Se por um lado é fundamental que se cessem as mobilidades em geral momentaneamente e assim, interações espaciais – ou seja, os contatos interpessoais que geram transformações progressistas naqueles que estão nela envolvidos (que geram, portanto, desenvolvimento) –, por outro lado, outras formas de interações espaciais e mobilidades são necessárias para combater o Covid-19, bem como para já preparar estrategicamente os países para outras possíveis epidemias/pandemias. Assim, a circulação massiva de pessoas, que potencialmente amplia a transmissão da doença (transportes de massa, circulação em praças de comércio e serviços, shoppings, escolas, universidades e outras aglomerações), dá lugar a mobilidades específicas para o combate à doença. Ações combinadas desse tipo têm sido essenciais para a saída mais rápida da crise, por alguns países. Inclusive, as 184 estações do metrô de Wuhan estão sendo gradativamente reabertas, equipadas com scanners térmicos para avaliar a temperatura dos passageiros, mostrando que a resposta está na aplicação de ciência e tecnologia.

 

Fato é que a mobilidade nunca cessa completamente. A máxima do “caráter absoluto do movimento e do caráter relativo do repouso”, na dialética materialista, é plausível. Além disso, mobilidades essenciais para o tratamento dos doentes, para a geração de conhecimentos, P&D, tecnologia e infraestrutura para se vencer o Covid-19 devem ser protegidas com todas as tecnologias de segurança disponíveis, inclusive com a prioridade dos testes de Covid-19 e o acompanhamento diário de seus trabalhadores.
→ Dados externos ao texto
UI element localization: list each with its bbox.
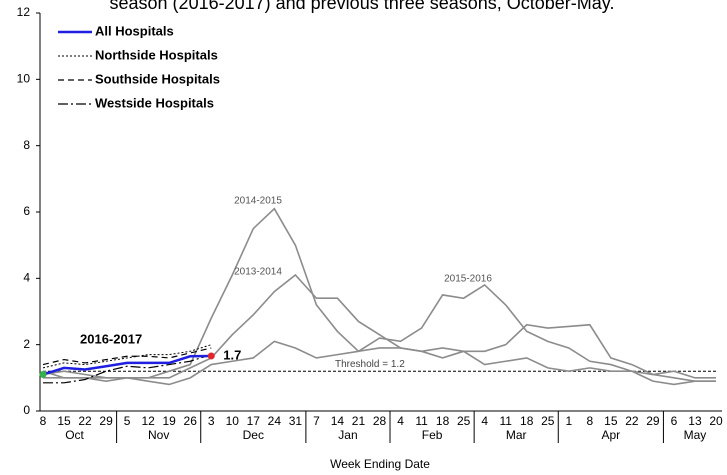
legend-label: Westside Hospitals [95, 95, 214, 110]
x-tick-label: 4 [397, 414, 404, 428]
series-line [42, 354, 212, 376]
x-tick-label: 1 [565, 414, 572, 428]
series-line [42, 347, 212, 366]
x-tick-label: 8 [40, 414, 47, 428]
month-label: Nov [148, 428, 169, 442]
y-tick-label: 4 [23, 271, 30, 285]
threshold-label: Threshold = 1.2 [335, 359, 405, 370]
season-line [43, 283, 716, 386]
x-tick-label: 22 [78, 414, 92, 428]
month-label: Feb [422, 428, 443, 442]
series-line [43, 354, 212, 384]
month-label: May [684, 428, 707, 442]
x-tick-label: 19 [163, 414, 177, 428]
x-tick-label: 21 [352, 414, 366, 428]
series-line [42, 344, 212, 369]
current-season-label: 2016-2017 [80, 331, 142, 346]
season-line [42, 207, 716, 379]
x-tick-label: 29 [646, 414, 660, 428]
x-tick-label: 15 [604, 414, 618, 428]
month-label: Dec [243, 428, 264, 442]
last-point [207, 352, 215, 360]
x-axis-label: Week Ending Date [330, 457, 430, 471]
x-tick-label: 18 [520, 414, 534, 428]
first-point [39, 371, 47, 379]
x-tick-label: 7 [313, 414, 320, 428]
x-tick-label: 10 [226, 414, 240, 428]
x-tick-label: 18 [436, 414, 450, 428]
y-tick-label: 2 [23, 337, 30, 351]
month-label: Apr [602, 428, 621, 442]
x-tick-label: 14 [331, 414, 345, 428]
x-tick-label: 13 [688, 414, 702, 428]
legend-label: Southside Hospitals [95, 71, 220, 86]
x-tick-label: 8 [586, 414, 593, 428]
x-tick-label: 26 [184, 414, 198, 428]
season-line [42, 273, 716, 382]
chart-title: season (2016-2017) and previous three se… [110, 0, 615, 13]
legend-label: Northside Hospitals [95, 47, 218, 62]
x-tick-label: 12 [141, 414, 155, 428]
x-tick-label: 11 [415, 414, 428, 428]
season-label: 2014-2015 [234, 196, 282, 207]
y-tick-label: 6 [23, 204, 30, 218]
month-label: Jan [338, 428, 357, 442]
x-tick-label: 28 [373, 414, 387, 428]
x-tick-label: 5 [124, 414, 131, 428]
x-tick-label: 17 [247, 414, 261, 428]
x-tick-label: 6 [671, 414, 678, 428]
month-label: Oct [65, 428, 84, 442]
y-tick-label: 8 [23, 138, 30, 152]
season-label: 2015-2016 [444, 274, 492, 285]
y-tick-label: 10 [17, 72, 31, 86]
x-tick-label: 31 [289, 414, 303, 428]
y-tick-label: 0 [23, 403, 30, 417]
legend-label: All Hospitals [95, 23, 174, 38]
x-tick-label: 24 [268, 414, 282, 428]
y-tick-label: 12 [17, 5, 31, 19]
x-tick-label: 22 [625, 414, 639, 428]
x-tick-label: 3 [208, 414, 215, 428]
value-label: 1.7 [223, 347, 241, 362]
season-label: 2013-2014 [234, 267, 282, 278]
x-tick-label: 25 [541, 414, 555, 428]
x-tick-label: 25 [457, 414, 471, 428]
x-tick-label: 20 [709, 414, 723, 428]
x-tick-label: 15 [57, 414, 71, 428]
x-tick-label: 4 [481, 414, 488, 428]
x-tick-label: 11 [499, 414, 512, 428]
x-tick-label: 29 [99, 414, 113, 428]
month-label: Mar [506, 428, 527, 442]
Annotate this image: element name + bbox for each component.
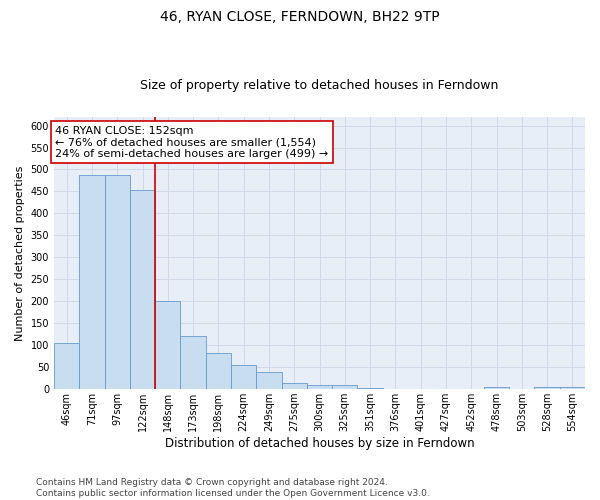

A massa da população, no entanto, deve ser protegida pelo isolamento e um programa de renda mínima adequado, até que haja um correto mapeamento dos focos da doença no território e assim, o controle do problema. Mas nada disso tem sido feito pelo governo brasileiro.

 

O governo Bolsonaro, acompanhado de governos estaduais e municipais, não faz desses exemplos a sua lição de casa. Os testes para constatação do Covid-19 – uma ferramenta fundamental para o isolamento e acompanhamento dos casos, tal como nos mostrou a Coréia do Sul, são insuficientes em quantidade. Faltam máscaras, material de limpeza, luvas, respiradores e leitos públicos de UTI em todo o território nacional. Não bastassem essas carências, o próprio presidente exorta as pessoas a retornarem totalmente às suas atividades.

 

É importante lembrar que o Brasil possui um déficit crescente na balança comercial ligado à saúde pública que vem acompanhando o período de 20 anos na esteira da construção do SUS. O déficit salta do patamar de US$ 3,0 bilhões em 1996, para US$ 12 bilhões em 2016 (GADELHA, 2018), mostrando, por um lado, como os governos populares de Lula da Silva e Dilma Rousseff esforçaram-se por ampliar e equipar o sistema, mas por outro, demonstra a sua fragilidade tecnológica. A próxima etapa seria justamente a de internalizar tecnologias para a produção própria de equipamentos médicos (joint-ventures, engenharia reversa etc.), com o fim de criar certa independência estratégica nesse setor. Vale ressaltar que nesse momento, pelo menos 50 países do mundo estão restringindo exportações de produtos avançados de saúde, obviamente dando preferência para o atendimento de suas necessidades internas. Os bolsonaristas/neoliberais ignoram completamente esse problema.

 

Além disso, que dizer de nossas cidades e seus sistemas de transporte e mobilidade? No Brasil, as pessoas permanecem muito tempo dentro do sistema de transporte, ou seja, muito tempo em trânsito, o que faz delas alvos potenciais de acidentes, stress, cansaço físico além do normal, condições nas quais pode haver redução de imunidade contra doenças, além é claro, de maiores chances de uma contaminação direta, já que estão expostas a uma grande variação no sobe-desce de passageiros. Na Região Metropolitana de Florianópolis, deslocamentos entre a cidade de São José, no continente e a Ilha de Santa Catarina, em condições de congestionamento, podem gerar até 4 horas de permanência dentro do sistema de transporte público (ida e volta), tal como ocorreu há dias atrás. Como pode, o governador de Santa Catarina, exortar as pessoas ao retorno de suas atividades, espremidas umas contra as outras no interior de um ônibus várias horas por dia?

 

Ademais, trata-se de um transporte público não subsidiado e, portanto, economicamente frágil em contextos como o atual. Além disso, não há institucionalidades, um “pessoal de inteligência” ligado à mobilidade, capaz de criar, flexibilizar e adaptar os serviços de transporte público a contextos de crise. Que dizer das pessoas que tem que deslocar grandes distâncias, em deslocamentos pendulares para efetuar suas compras em um contexto de quarentena? Toda a política de transportes e mobilidade que não foi feita anteriormente hoje mostra seus efeitos.

 

Ônibus lotado na Grande Florianópolis. Fonte: Ndmais.com.br.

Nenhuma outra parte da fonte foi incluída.